Il primo turno delle elezioni presidenziali in Colombia ha confermato un trend che coinvolge sempre più Stati voto dopo voto, ovvero la riduzione a percentuali da mera testimonianza dei partiti tradizionali. Situazione sempre più evidente quando sono singoli candidati a sfidarsi direttamente piuttosto che nelle votazioni per le Assemblee legislative.
Era avvenuto in Austria con il ballottaggio per le presidenziali, ripetuto per i brogli elettorali a danno del candidato dell’Fpo Norbert Hofer, e si era verificato anche in Francia con l’esclusione di socialisti e gollisti dal ballottaggio tra Marine Le Pen e Emmanuel Macron, lo stesso è avvenuto ieri nella nazione andina.
A farne le spese sono stati l’ex vice primo ministro dell’uscente Juan Manuel Santos, Germán Vargas, attestatosi al 7,2% dei voti e Humberto de la Calle, capo negoziatore per conto del governo colombiano agli accordi di pace con le Farc, sostenuto dal Partido Liberal fermatosi addirittura al solo 2%.
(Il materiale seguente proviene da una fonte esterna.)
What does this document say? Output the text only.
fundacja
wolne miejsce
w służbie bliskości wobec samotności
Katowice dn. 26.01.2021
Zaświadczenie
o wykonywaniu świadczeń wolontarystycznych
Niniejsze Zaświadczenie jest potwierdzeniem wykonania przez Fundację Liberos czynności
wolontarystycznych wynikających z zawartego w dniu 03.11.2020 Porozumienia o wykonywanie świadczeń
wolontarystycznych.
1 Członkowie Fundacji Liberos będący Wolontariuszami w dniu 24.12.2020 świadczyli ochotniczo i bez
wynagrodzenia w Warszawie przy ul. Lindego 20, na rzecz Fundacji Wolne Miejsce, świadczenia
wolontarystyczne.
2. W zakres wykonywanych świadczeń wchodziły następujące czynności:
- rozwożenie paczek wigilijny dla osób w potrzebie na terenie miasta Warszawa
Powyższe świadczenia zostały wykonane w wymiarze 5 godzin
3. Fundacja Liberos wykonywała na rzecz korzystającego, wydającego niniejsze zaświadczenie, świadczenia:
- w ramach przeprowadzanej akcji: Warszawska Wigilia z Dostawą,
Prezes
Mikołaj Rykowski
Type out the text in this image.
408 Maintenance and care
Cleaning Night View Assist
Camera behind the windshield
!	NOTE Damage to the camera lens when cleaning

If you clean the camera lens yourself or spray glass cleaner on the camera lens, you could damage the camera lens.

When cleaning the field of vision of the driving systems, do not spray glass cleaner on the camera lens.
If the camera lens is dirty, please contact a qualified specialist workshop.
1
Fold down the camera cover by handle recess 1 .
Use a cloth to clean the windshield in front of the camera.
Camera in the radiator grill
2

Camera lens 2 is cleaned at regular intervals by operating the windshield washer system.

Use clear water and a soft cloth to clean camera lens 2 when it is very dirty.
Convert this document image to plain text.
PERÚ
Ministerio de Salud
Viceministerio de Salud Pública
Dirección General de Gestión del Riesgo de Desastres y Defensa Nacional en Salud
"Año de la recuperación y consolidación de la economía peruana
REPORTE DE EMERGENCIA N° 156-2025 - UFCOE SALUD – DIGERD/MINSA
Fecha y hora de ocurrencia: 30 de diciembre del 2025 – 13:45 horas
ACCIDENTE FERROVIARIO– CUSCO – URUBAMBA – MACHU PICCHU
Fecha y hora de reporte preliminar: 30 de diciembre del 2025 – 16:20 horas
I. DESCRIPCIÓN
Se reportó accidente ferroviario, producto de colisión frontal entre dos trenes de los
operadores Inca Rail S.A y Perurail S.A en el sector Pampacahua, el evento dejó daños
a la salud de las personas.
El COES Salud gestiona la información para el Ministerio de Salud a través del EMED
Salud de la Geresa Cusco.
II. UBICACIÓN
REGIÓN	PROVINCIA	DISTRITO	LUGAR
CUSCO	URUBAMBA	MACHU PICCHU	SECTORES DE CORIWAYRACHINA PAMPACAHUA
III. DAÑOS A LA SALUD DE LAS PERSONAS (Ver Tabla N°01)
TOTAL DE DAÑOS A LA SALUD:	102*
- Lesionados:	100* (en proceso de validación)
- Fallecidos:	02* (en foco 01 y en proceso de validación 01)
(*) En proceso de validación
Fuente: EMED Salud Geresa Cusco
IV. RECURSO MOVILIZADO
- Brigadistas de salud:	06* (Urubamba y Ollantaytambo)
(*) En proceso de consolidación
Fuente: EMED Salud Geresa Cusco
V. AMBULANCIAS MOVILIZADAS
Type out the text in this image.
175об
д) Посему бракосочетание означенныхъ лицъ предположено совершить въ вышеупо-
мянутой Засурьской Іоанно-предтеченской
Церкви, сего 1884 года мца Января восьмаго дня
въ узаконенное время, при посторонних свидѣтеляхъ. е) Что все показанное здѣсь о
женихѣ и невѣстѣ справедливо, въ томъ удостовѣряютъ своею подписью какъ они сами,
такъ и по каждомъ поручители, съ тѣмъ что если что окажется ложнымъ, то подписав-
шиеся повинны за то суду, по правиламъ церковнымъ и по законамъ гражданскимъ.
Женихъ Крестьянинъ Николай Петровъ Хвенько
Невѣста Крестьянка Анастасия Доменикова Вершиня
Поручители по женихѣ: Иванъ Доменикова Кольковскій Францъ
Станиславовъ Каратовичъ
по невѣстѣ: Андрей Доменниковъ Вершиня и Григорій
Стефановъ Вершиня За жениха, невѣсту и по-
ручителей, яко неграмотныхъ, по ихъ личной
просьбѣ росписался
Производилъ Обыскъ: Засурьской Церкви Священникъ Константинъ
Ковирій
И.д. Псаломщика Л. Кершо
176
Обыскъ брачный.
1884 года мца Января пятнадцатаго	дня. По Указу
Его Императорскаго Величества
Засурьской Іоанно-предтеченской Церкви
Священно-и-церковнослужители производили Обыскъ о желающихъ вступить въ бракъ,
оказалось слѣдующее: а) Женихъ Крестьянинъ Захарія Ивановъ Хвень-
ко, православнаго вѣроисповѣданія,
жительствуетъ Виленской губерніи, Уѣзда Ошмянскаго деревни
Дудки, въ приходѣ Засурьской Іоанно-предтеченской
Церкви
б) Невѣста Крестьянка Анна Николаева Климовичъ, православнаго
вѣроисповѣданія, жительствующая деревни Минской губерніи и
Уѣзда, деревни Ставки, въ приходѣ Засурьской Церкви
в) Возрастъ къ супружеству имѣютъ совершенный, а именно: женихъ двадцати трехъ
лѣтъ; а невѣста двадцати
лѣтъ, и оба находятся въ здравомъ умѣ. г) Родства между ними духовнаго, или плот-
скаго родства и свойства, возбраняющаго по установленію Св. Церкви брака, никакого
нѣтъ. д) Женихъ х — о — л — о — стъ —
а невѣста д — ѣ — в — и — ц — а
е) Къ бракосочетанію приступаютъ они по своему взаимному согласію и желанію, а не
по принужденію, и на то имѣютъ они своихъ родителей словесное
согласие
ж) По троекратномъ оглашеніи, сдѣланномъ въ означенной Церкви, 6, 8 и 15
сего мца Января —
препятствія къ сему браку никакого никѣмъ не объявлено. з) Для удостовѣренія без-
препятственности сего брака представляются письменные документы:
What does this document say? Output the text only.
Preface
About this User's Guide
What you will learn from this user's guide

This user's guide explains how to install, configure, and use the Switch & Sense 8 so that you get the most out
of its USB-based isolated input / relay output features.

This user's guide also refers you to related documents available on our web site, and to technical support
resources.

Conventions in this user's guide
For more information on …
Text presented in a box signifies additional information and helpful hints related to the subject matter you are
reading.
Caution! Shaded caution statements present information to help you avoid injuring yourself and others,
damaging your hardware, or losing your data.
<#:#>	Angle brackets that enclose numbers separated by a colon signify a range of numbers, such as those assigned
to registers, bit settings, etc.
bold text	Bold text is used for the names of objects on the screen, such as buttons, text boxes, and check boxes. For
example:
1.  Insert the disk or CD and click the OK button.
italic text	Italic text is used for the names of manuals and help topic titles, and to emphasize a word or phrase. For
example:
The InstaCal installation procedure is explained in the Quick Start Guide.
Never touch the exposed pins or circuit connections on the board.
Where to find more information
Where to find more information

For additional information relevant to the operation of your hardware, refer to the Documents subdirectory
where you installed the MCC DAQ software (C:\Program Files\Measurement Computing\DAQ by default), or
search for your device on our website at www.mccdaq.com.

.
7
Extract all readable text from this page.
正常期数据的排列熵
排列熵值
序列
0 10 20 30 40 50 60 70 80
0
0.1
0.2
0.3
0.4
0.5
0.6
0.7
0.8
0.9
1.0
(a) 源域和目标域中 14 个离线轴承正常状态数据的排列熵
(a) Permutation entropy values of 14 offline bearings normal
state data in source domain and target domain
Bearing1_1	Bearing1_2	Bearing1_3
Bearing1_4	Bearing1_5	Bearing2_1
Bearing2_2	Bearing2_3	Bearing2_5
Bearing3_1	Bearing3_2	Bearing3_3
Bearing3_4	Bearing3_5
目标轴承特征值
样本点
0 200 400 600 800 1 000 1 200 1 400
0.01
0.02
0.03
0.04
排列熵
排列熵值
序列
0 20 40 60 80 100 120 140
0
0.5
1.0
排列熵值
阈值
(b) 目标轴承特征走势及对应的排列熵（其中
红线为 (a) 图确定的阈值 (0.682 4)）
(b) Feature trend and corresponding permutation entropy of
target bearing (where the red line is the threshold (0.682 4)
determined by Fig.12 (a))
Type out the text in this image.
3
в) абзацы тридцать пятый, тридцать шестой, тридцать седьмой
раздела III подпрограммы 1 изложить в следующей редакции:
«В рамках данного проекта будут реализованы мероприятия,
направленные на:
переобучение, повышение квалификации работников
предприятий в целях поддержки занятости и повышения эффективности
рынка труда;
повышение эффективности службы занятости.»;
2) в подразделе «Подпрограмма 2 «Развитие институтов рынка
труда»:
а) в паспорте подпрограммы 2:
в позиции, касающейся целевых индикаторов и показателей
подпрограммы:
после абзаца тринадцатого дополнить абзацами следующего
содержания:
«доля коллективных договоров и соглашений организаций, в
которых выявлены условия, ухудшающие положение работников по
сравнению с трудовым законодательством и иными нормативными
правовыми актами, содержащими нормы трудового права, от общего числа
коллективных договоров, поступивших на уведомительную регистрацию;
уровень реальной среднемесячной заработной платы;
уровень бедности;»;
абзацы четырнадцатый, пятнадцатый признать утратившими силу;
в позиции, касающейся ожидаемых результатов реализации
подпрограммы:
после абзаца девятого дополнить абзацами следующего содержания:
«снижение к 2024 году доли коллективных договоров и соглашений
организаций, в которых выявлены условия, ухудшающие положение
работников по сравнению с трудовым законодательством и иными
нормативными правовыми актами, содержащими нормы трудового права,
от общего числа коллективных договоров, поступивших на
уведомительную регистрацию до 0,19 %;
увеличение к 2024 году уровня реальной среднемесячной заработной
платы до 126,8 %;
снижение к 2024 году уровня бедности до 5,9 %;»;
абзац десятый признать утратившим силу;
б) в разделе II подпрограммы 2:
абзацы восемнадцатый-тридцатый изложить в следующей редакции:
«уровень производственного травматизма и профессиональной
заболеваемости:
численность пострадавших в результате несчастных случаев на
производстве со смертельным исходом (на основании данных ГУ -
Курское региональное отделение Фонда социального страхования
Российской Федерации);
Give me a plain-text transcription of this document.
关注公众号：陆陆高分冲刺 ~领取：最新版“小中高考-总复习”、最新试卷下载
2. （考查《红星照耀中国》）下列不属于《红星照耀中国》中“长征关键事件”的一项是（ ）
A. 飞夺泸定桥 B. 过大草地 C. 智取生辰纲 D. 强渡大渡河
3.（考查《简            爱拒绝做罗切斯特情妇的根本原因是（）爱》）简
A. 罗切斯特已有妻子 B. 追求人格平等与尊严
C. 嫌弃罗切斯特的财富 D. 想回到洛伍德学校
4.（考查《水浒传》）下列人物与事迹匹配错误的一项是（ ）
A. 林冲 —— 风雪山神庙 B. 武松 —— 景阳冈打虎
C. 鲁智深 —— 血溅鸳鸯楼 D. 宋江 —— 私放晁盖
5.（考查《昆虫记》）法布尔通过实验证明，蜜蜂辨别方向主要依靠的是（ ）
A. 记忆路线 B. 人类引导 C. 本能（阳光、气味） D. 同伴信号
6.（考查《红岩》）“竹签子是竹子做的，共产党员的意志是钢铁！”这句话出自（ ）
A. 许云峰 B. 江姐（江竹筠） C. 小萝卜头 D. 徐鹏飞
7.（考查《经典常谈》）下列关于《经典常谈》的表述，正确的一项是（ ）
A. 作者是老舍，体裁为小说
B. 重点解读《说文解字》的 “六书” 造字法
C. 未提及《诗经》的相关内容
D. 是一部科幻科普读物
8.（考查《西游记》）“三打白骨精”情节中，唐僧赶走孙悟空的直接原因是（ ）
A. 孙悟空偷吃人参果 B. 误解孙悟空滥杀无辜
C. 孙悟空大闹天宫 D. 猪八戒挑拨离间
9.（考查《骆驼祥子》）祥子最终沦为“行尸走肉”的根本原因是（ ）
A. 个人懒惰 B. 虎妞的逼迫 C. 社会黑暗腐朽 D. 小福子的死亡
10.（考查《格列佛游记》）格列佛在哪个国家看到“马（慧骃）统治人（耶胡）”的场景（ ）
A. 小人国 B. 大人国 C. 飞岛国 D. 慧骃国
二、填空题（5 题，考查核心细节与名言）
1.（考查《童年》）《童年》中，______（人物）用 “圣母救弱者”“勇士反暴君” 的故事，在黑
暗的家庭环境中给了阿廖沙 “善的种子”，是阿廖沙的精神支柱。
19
In quelle che sono state le elezioni più partecipate degli ultimi anni nella nazione sudamericana, con un dato definitivo pari al 53,7% degli aventi diritto, i vincitori sono stati gli altri candidati sfidatisi per succedere al premio Nobel per la pace nel 2016 Santos, impossibilitato a ricandidarsi dopo i due mandati consecutivi.
Ad accedere al secondo turno da una posizione di vantaggio sarà l’uribista Iván Duque, sostenuto dal Centro Democrático, che ha ottenuto il 39,1% dei consensi. Il suo sfidante sarà l’ex sindaco della capitale Bogotà Gustavo Petro, sostenuto da Colombia Humana, che con il 25% ha vinto la sfida interna alla sinistra colombiana con Sergio Fajardo, ex sindaco di Medellín, fermatosi al 23,7%.
Subito dopo il responso definitivo dei dati i due sfidanti hanno teso la mano ai tre candidati esclusi dal secondo turno al fine di assicurarsi appoggi determinanti per poter trionfare il prossimo 17 giugno.
Di sicuro si sfideranno due visioni del tutto opposte in ambito economico, sociale e di rapporti con l’unico movimento guerrigliero ancora attivo nel Paese, quell’Esercito di Liberazione Nazionale che ha sospeso le proprie attività durante il voto, e di mantenimento degli accordi di pace con le Farc, che dopo essersi presentate alle elezioni per Camera e Senato con scarsi risultati hanno preferito non presentare un proprio candidato alle presidenziali.